Here's what we were working with at the start - open stud walls, supply lines roughed in, and a Kohler box sitting on the subfloor waiting to be installed. This is where the real work happens. Before a single tile goes up, the plumbing behind the walls has to be planned and executed correctly. Get it wrong at this stage and no amount of nice tile is going to fix it.
This primary suite called for a full setup - dual shower heads, a Kohler thermostatic control system, under-mount sinks, vanity faucets, and drains throughout. Each one of those touchpoints had to be positioned precisely so the finish trim lined up clean once everything was tiled and set. That kind of coordination doesn't happen by accident.

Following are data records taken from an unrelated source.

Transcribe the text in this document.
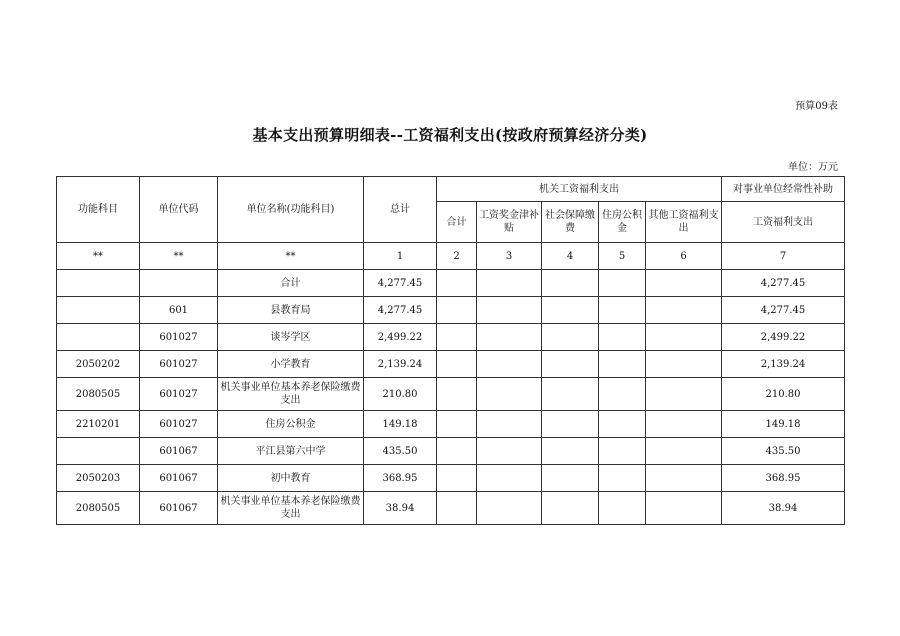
预算09表
基本支出预算明细表--工资福利支出(按政府预算经济分类)
单位：万元
功能科目	单位代码	单位名称(功能科目)	总计	机关工资福利支出					对事业单位经常性补助
				合计	工资奖金津补贴	社会保障缴费	住房公积金	其他工资福利支出	工资福利支出
**	**	**	1	2	3	4	5	6	7
		合计	4,277.45						4,277.45
	601	县教育局	4,277.45						4,277.45
	601027	谈岑学区	2,499.22						2,499.22
2050202	601027	小学教育	2,139.24						2,139.24
2080505	601027	机关事业单位基本养老保险缴费支出	210.80						210.80
2210201	601027	住房公积金	149.18						149.18
	601067	平江县第六中学	435.50						435.50
2050203	601067	初中教育	368.95						368.95
2080505	601067	机关事业单位基本养老保险缴费支出	38.94						38.94
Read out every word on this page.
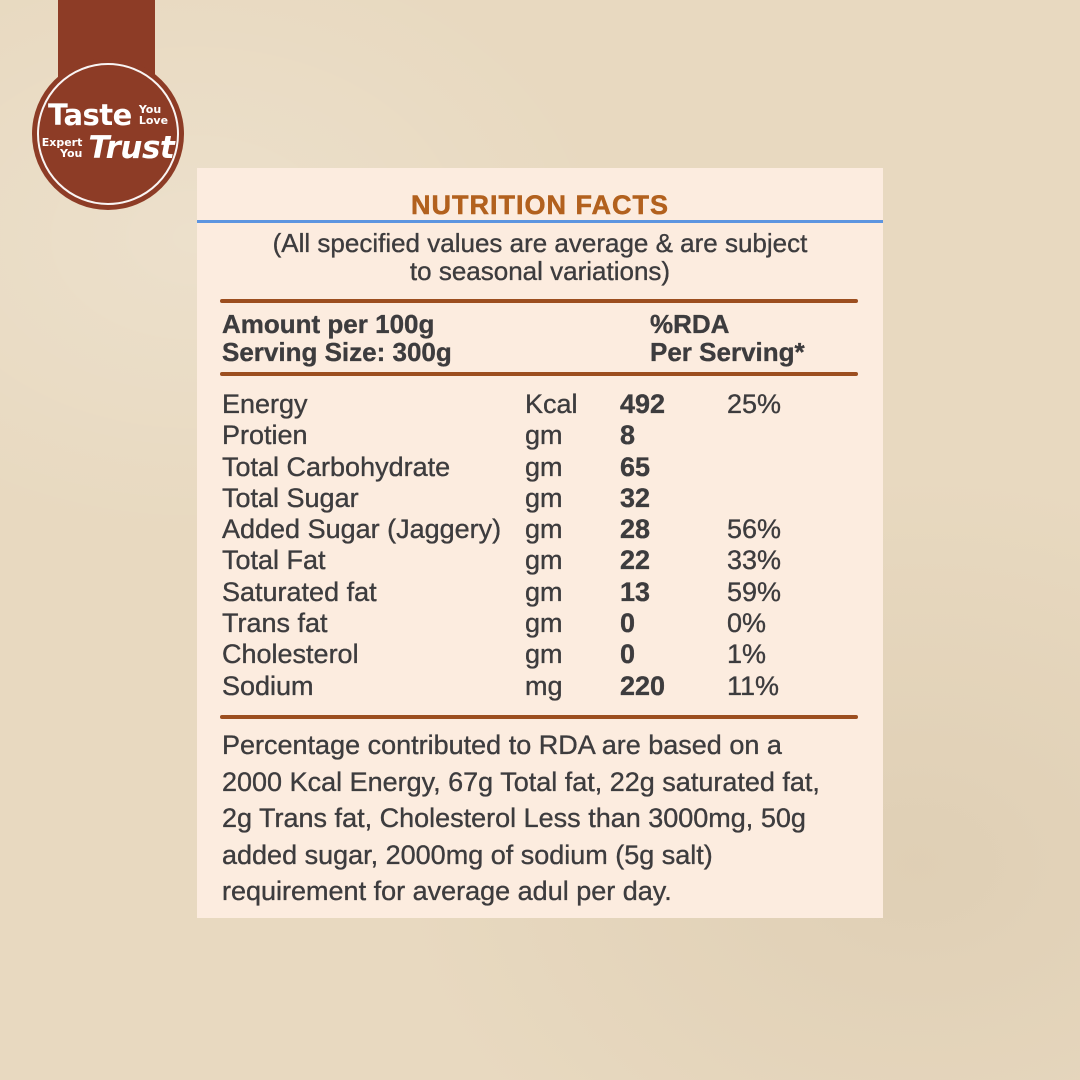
Taste You
Love
Expert
You Trust
NUTRITION FACTS
(All specified values are average & are subject
to seasonal variations)
Amount per 100g	%RDA
Serving Size: 300g	Per Serving*
Energy	Kcal 492 25%
Protien	gm 8
Total Carbohydrate	gm 65
Total Sugar	gm 32
Added Sugar (Jaggery) gm 28	56%
Total Fat	gm 22	33%
Saturated fat	gm 13	59%
Trans fat	gm 0	0%
Cholesterol	gm 0	1%
Sodium	mg 220 11%
Percentage contributed to RDA are based on a
2000 Kcal Energy, 67g Total fat, 22g saturated fat,
2g Trans fat, Cholesterol Less than 3000mg, 50g
added sugar, 2000mg of sodium (5g salt)
requirement for average adul per day.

The shower is a good example of why rough-in precision matters. Two rain heads running off a single Kohler thermostatic valve panel - that means the supply lines, valve body, and outlet ports all had to land exactly where they needed to be before the tile installer ever showed up. If that rough-in is off, nothing lines up. The finished result speaks for itself.
Out in the main bathroom, dual vanities with under-mount sinks and mixed brass and matte black faucets required careful stub-out placement. Under-mount sinks have less margin for error than drop-ins - the drain has to hit the right spot or the whole countertop is a problem. We got it right the first time, which keeps the project moving and avoids costly corrections down the line.
This is the kind of plumbing work that gets taken for granted once it's done - and that's exactly the point. When the plumbing is right, everything else falls into place. Fixtures function the way they're supposed to, nothing leaks, and the space holds up for years without issues. Quality plumbing services at the rough-in stage are what make a beautiful bathroom actually last.